Drop high-cardinality tag

Given this event...
[{"metric":{"counter":{"value":2},"kind":"incremental","name":"logins","tags":{"user_id":"user_id_1"}}},{"metric":{"counter":{"value":2},"kind":"incremental","name":"logins","tags":{"user_id":"user_id_2"}}}]
...and this configuration...
[transforms.my_transform_id]
type = "tag_cardinality_limit"
inputs = [ "my-source-or-transform-id" ]

  [transforms.my_transform_id.fields]
  value_limit = 1
  limit_exceeded_action = "drop_tag"
---
transforms:
  my_transform_id:
    type: tag_cardinality_limit
    inputs:
      - my-source-or-transform-id
    fields:
      value_limit: 1
      limit_exceeded_action: drop_tag
{
  "transforms": {
    "my_transform_id": {
      "type": "tag_cardinality_limit",
      "inputs": [
        "my-source-or-transform-id"
      ],
      "fields": {
        "value_limit": 1,
        "limit_exceeded_action": "drop_tag"
      }
    }
  }
}
...this Vector event is produced:
[{"metric":{"counter":{"value":2},"kind":"incremental","name":"logins","tags":{"user_id":"user_id_1"}}},{"metric":{"counter":{"value":2},"kind":"incremental","name":"logins","tags":{}}}]

How it works

Intended Usage

This transform is intended to be used as a protection mechanism to prevent upstream mistakes.
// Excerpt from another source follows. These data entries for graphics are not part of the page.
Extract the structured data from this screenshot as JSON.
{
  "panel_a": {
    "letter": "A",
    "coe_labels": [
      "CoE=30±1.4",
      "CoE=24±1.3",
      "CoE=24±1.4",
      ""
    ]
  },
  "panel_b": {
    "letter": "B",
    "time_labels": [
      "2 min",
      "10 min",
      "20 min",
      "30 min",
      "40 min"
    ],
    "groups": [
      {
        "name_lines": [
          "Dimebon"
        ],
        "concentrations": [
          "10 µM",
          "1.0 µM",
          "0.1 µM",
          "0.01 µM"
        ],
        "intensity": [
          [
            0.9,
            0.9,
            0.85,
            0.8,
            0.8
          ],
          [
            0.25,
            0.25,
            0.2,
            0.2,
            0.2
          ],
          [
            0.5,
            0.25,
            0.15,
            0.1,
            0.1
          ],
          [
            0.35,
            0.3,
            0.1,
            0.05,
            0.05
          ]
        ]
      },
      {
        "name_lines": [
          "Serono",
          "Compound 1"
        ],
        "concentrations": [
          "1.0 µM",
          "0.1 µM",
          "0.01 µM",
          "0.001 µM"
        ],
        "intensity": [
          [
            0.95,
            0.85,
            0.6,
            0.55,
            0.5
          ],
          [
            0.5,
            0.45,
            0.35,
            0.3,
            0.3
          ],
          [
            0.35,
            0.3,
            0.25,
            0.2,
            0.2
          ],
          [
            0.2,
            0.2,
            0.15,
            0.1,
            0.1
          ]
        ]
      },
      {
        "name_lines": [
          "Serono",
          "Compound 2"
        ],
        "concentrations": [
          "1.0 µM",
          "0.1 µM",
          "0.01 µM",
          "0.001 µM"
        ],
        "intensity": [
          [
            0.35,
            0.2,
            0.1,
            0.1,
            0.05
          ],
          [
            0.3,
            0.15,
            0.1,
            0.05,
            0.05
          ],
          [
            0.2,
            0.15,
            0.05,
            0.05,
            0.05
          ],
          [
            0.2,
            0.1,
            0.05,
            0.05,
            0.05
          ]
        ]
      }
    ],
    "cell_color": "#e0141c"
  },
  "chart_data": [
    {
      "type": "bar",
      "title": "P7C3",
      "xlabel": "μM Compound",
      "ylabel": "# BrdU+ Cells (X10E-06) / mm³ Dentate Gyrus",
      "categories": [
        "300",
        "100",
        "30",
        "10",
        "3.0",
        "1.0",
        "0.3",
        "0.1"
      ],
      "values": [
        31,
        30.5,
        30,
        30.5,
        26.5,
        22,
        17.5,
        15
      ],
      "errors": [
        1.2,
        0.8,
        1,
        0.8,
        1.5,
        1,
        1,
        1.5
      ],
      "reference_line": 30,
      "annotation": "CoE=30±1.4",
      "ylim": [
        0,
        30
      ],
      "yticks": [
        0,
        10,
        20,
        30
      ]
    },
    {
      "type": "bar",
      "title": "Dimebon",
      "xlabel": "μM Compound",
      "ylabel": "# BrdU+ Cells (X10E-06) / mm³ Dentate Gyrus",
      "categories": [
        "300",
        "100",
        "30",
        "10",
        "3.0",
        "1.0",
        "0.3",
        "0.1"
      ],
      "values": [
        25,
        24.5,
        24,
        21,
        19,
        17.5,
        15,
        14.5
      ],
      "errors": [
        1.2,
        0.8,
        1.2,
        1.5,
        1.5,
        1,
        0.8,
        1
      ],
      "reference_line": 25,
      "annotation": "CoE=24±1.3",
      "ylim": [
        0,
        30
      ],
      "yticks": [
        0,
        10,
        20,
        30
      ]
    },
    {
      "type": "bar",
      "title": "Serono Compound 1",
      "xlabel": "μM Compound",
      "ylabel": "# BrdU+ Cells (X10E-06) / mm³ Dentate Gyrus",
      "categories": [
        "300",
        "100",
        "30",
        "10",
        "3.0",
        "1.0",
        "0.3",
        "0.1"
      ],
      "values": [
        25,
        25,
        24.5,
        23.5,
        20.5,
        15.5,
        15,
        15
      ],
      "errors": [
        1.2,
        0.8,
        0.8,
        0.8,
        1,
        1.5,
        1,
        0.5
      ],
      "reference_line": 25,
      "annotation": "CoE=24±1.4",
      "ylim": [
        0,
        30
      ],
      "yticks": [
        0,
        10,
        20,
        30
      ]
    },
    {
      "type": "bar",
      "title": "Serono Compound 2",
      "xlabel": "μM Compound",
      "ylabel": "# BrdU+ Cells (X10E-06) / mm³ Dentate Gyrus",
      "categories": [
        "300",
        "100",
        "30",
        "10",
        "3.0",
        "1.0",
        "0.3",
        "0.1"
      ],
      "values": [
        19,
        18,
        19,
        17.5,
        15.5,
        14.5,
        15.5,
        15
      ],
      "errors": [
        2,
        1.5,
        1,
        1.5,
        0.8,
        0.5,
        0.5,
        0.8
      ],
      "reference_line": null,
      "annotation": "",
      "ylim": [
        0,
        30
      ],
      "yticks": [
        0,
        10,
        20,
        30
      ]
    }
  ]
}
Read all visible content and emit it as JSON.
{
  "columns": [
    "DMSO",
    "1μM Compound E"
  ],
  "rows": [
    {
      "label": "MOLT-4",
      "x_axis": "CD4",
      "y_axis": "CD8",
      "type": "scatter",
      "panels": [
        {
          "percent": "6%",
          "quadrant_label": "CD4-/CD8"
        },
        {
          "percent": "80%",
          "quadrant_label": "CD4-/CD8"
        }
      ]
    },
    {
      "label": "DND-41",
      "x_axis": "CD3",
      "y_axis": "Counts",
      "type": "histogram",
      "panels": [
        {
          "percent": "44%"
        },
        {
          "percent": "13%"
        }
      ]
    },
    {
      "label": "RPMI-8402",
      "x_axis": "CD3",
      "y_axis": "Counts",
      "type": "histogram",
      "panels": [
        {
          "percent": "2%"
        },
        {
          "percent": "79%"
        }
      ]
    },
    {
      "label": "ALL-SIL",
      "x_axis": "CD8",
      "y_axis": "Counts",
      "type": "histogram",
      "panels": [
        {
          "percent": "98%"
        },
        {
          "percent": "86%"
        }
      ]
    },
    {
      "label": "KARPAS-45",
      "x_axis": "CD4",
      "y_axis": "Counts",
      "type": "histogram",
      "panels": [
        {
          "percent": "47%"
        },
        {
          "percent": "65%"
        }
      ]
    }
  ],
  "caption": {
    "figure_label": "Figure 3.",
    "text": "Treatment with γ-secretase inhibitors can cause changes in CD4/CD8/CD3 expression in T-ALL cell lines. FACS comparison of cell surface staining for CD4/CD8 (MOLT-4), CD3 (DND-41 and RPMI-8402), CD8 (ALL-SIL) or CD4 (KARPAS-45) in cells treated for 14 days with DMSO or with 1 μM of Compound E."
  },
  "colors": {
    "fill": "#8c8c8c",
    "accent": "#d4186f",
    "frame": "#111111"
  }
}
Such as a developer accidentally adding a request_id tag. When this is happens, it is recommended to fix the upstream error as soon as possible. This is because Vector’s cardinality cache is held in memory and it will be erased when Vector is restarted. This will cause new tag values to pass through until the cardinality limit is reached again. For normal usage this should not be a common problem since Vector processes are normally long-lived.

Failed Parsing

This transform stores in memory a copy of the key for every tag on every metric event seen by this transform. In mode exact, a copy of every distinct value for each key is also kept in memory, until value_limit distinct values have been seen for a given key, at which point new values for that key will be rejected. So to estimate the memory usage of this transform in mode exact you can use the following formula:

(number of distinct field names in the tags for your metrics * average length of
the field names for the tags) + (number of distinct field names in the tags of
your metrics * `value_limit` * average length of the values of tags for your
metrics)

In mode probabilistic, rather than storing all values seen for each key, each distinct key has a bloom filter which can probabilistically determine whether a given value has been seen for that key. The formula for estimating memory usage in mode probabilistic is:

(number of distinct field names in the tags for your metrics * average length of
the field names for the tags) + (number of distinct field names in the tags of
-your metrics * `cache_size_per_tag`)

The cache_size_per_tag option controls the size of the bloom filter used for storing the set of acceptable values for any single key. The larger the bloom filter the lower the false positive rate, which in our case means the less likely we are to allow a new tag value that would otherwise violate a configured limit. If you want to know the exact false positive rate for a given cache_size_per_tag and value_limit, there are many free on-line bloom filter calculators that can answer this. The formula is generally presented in terms of ‘n’, ‘p’, ‘k’, and ’m' where ‘n’ is the number of items in the filter (value_limit in our case), ‘p’ is the probability of false positives (what we want to solve for), ‘k’ is the number of hash functions used internally, and ’m' is the number of bits in the bloom filter. You should be able to provide values for just ‘n’ and ’m' and get back the value for ‘p’ with an optimal ‘k’ selected for you. Remember when converting from value_limit to the ’m' value to plug into the calculator that value_limit is in bytes, and ’m' is often presented in bits (1/8 of a byte).

Restarts

This transform’s cache is held in memory, and therefore, restarting Vector will reset the cache. This means that new values will be passed through until the cardinality limit is reached again. See intended usage for more info.

State

This component is stateful, meaning its behavior changes based on previous inputs (events). State is not preserved across restarts, therefore state-dependent behavior will reset between restarts and depend on the inputs (events) received since the most recent restart.